Hurricane Richard has hit the Central American nation of Belize, knocking out electricity and blowing off roofs, but no deaths or injuries were reported.
Some 10,000 people took shelter in schools and churches.
Richard was downgraded to a tropical depression as it headed west-north-west with its winds decreasing to 55km/h (35 mph).
It is moving at 13km/h (8 mph), and is forecast to reach the Gulf of Mexico by Tuesday morning.
Mexico's state-run oil company Pemex said it did not expect Richard to affect offshore oil production.
Earlier on Monday, Patrick Jones of the Belize radio station Love News FM told the BBC that there was "massive flooding" in Belize City, after the hurricane blew in just to its south.
"A number of people have been calling for emergency services to come rescue them because they are either trapped by the rising water, or because their houses have collapsed," he said.
Belize City, which has a population of about 100,000, contains a large number of wooden, tin-roofed homes that are vulnerable to strong winds.

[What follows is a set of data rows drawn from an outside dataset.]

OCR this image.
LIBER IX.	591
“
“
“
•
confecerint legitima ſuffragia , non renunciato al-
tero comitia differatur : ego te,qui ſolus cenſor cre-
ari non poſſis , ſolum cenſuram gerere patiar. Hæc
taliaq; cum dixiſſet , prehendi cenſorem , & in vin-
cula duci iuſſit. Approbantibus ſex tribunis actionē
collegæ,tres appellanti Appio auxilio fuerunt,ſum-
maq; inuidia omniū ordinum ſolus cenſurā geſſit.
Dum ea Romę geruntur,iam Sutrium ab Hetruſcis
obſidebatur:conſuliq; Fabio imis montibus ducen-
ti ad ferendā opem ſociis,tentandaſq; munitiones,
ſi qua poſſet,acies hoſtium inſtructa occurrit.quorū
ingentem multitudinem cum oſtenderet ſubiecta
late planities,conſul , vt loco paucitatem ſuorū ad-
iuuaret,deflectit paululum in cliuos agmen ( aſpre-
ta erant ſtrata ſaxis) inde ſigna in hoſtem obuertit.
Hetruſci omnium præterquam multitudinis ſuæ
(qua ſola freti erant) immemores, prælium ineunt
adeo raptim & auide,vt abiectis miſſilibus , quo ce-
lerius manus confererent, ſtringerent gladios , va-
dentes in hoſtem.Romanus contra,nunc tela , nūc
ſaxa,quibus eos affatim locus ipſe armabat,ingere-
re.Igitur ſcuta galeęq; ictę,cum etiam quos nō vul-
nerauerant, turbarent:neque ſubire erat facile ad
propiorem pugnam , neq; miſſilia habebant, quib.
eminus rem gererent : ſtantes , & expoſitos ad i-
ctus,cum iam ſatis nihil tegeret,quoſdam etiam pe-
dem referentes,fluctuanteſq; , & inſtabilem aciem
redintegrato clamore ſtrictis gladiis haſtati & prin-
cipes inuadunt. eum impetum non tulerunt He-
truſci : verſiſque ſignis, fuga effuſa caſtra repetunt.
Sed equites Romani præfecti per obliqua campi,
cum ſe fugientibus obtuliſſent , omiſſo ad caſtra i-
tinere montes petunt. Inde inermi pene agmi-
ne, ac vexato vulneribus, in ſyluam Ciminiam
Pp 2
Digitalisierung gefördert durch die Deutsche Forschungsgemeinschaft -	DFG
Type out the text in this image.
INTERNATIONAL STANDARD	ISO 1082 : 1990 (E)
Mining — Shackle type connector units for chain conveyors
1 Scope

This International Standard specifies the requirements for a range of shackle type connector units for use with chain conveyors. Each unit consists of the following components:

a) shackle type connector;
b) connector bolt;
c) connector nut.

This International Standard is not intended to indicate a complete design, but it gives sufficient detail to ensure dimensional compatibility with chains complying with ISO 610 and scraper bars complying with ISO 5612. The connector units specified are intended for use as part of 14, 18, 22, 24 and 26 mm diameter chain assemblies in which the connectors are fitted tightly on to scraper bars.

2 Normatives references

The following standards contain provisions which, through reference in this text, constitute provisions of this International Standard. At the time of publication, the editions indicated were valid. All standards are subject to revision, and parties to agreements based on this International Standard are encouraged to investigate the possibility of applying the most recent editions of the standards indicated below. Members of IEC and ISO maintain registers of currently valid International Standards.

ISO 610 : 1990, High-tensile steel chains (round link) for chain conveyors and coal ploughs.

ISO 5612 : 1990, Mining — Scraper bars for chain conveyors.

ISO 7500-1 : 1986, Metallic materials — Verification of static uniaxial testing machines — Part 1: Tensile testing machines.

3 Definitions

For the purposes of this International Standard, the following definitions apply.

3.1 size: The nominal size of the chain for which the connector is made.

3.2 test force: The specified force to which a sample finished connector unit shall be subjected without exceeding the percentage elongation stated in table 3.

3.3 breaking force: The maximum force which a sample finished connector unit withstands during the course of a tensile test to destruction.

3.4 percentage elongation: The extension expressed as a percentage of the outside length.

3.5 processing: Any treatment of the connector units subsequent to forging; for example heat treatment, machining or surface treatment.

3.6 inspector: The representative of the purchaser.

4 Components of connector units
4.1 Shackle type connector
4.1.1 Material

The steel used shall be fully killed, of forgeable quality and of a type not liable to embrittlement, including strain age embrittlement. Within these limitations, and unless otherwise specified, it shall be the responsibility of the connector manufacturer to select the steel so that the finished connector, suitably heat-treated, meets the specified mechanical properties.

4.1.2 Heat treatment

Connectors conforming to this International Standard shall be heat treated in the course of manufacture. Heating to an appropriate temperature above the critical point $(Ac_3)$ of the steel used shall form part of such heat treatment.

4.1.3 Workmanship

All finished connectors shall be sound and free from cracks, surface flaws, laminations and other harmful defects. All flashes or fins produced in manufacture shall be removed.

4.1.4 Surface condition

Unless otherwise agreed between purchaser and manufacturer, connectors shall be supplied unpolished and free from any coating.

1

When it hit, Richard was rated as a Category One hurricane, the lowest on the five-point Saffir-Simpson scale. It was the 10th storm of the hurricane season.
But as it moved into northern Guatemala on its way into south-eastern Mexico, it was downgraded to a tropical storm and then a depression.
Earlier, the storm hit Honduras' Caribbean coast.
Lisandro Rosales, the head of Honduras' permanent emergency commission, said no deaths or injuries had been reported.